Pour mémoire (Journal de l’Air nu #46 à 50)
Jeudi 30 avril 2020 (le bon) vers la fin
les deux branches de lunettes pétées, j’étais là près de l’auto à voir les dégâts, mais elles n’étaient que dévissées ; je tenais tout ça en main quand une brune cheveux courts replète s’approche de moi et me donne une pièce de cinq francs (une de celles en argent (*)) : elle me dit « j’ai craché sur votre voiture, voilà, pardon » elle me montre la vitre arrière, un vague amas transparent – elle s’en va.
Fin.
(je me suis longuement interrogé sur cette brune replète, et il me semble bien qu’il s’agit de ma grand-mère – paternelle.

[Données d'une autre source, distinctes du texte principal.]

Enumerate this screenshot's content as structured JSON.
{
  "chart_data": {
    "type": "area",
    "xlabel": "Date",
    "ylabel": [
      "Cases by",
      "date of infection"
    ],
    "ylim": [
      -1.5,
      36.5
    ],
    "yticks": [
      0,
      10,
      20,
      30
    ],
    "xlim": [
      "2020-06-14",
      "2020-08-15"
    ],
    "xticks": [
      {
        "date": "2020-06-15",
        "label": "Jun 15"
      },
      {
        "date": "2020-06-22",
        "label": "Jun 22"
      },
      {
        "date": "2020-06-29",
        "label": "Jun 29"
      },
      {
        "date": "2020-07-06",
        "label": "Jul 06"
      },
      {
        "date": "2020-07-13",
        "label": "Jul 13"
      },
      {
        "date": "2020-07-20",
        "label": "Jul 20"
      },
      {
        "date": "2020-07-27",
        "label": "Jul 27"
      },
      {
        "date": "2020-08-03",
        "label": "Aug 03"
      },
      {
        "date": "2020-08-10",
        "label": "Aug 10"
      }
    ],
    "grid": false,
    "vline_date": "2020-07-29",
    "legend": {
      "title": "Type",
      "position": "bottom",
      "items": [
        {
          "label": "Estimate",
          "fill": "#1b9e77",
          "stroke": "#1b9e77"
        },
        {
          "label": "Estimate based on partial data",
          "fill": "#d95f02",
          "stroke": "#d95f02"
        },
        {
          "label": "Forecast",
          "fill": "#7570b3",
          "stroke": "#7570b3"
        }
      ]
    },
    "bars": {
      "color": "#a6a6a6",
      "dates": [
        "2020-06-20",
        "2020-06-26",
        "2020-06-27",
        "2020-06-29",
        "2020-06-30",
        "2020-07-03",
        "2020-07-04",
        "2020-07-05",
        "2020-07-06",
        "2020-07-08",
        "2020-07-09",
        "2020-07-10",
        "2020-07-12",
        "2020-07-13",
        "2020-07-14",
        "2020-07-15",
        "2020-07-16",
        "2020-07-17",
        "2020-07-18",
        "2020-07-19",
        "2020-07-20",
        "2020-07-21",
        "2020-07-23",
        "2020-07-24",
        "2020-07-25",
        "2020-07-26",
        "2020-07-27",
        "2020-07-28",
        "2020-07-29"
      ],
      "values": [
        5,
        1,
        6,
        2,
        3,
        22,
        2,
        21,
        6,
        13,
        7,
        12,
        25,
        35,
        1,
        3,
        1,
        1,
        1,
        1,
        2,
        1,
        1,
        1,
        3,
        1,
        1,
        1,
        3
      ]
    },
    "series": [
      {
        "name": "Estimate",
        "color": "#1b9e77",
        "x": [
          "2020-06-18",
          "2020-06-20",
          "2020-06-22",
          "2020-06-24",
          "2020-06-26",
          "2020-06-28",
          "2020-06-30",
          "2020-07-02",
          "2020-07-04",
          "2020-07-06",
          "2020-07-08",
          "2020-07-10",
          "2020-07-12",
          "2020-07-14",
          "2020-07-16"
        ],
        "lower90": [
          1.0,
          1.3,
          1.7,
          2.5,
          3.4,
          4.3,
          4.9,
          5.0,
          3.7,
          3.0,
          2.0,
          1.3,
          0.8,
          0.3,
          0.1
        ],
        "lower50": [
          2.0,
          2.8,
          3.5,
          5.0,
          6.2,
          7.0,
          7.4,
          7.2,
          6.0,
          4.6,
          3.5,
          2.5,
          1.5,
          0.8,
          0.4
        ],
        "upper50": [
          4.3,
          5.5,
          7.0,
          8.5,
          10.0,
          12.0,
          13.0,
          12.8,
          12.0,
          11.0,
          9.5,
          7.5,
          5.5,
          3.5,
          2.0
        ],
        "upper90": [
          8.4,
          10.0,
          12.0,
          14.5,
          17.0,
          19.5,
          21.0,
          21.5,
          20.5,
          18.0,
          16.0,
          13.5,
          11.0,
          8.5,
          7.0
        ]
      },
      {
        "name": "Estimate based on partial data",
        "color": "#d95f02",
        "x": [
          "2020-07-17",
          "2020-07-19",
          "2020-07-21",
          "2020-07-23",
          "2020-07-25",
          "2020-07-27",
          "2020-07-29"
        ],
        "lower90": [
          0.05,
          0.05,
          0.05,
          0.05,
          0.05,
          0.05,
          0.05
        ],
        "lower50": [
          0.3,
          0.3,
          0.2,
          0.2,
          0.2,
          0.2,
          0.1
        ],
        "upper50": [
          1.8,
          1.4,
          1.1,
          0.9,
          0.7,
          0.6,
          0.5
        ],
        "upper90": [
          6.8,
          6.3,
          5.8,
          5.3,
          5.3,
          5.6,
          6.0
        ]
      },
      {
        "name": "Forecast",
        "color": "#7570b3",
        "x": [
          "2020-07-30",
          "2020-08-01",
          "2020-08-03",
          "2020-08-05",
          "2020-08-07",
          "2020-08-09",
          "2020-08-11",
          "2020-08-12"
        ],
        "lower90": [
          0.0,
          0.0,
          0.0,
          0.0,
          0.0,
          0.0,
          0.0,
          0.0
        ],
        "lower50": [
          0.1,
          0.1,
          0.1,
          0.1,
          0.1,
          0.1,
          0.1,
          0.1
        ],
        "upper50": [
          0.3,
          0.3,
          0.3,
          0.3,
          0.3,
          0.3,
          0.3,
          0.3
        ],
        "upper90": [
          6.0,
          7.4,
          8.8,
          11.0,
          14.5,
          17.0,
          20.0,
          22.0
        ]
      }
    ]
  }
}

trois sacs jaunes (la semaine dernière ils sont passés trop vite pas eu le temps de sortir celui de la semaine précédente – ce sont les emballages, les papiers, les consommables, l’éboueur ramasse comme une danse, il saute en marche du camion, jette les sacs, reprend appui sur le marche pied, même danse, même geste en face ou plus loin, le camion – comme un ange – passe vers moins vingt de huit) – au marché on a attendu vingt minutes une demi-heure avant d’entrer : la moitié des gens est munie de masque, on a encore le droit de rire, on croise nos contemporains – adapter mais j’ai commencé depuis quarante six occurrences est-ce que je vais changer chambouler repositionner chapitre par chapitre ?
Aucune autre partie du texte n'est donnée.